Kazakhstan will spend more than 214 billion tenge between 2026 and 2028 to expand water-saving technology in agriculture, as the government steps up efforts to protect yields in one of Central Asia’s most water-stressed regions.
The Ministry of Water Resources and Irrigation confirmed the new measures, which raise reimbursement levels for drilling wells and purchasing water-efficient equipment from 50% to 80%.
A further 13.5 billion tenge is allocated to subsidise irrigation water, with support now linked directly to the use of water-efficient systems.
Why It Matters
Kazakhstan is a key producer of onions, carrots, potatoes, melons and grains — all categories that influence regional supermarket supply.
The new programme signals deeper reform across the irrigation network.
A water code adopted earlier this year strengthens penalties for unauthorised use and restricts economic activity around water bodies and protected buffer zones.
The measures sit alongside broader changes already underway.
In the last season, more than 158,000 hectares were equipped with modern irrigation systems, including drip and sprinkler technology, according to earlier government data. Field-levelling projects were also used to reduce water loss across irrigated land.
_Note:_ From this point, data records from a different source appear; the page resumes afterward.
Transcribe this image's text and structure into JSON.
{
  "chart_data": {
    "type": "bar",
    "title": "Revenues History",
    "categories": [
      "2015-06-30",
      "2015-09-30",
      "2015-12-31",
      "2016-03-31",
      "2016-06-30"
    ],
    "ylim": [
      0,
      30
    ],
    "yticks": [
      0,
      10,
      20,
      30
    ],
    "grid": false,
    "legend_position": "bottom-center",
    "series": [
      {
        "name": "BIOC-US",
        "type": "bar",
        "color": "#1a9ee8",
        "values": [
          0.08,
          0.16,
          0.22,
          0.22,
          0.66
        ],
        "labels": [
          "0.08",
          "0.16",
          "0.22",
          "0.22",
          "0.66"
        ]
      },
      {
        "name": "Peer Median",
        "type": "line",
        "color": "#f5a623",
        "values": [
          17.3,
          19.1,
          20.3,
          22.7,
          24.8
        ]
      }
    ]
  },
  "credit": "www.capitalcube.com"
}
The introduction of irrigation condominiums — collective maintenance groups responsible for pipelines and drainage networks — is designed to cut repair costs for farmers and reduce infrastructure downtime.
Another rule allows construction of reservoirs up to 2 million cubic metres, helping farms store meltwater, rainwater and floodwater for use during peak demand.
For fresh produce buyers, the upgrades could reduce volatility in Kazakh onion, melon and vegetable supply over the next three to five years. More efficient irrigation typically stabilises yields, lowers per-hectare water costs and reduces crop-loss risk during dry periods.
It also connects to a wider shift in Central Asia. Countries across the region are pushing farmers toward water-efficient systems as climate pressure increases and river flows become less predictable.
Kazakhstan’s expanded subsidy package offers one of the strongest incentives in the area and may accelerate the transition faster than earlier programmes.
Source note: This story is based on official information published by the Ministry of Water Resources and Irrigation of Kazakhstan and reporting from eldala.kz.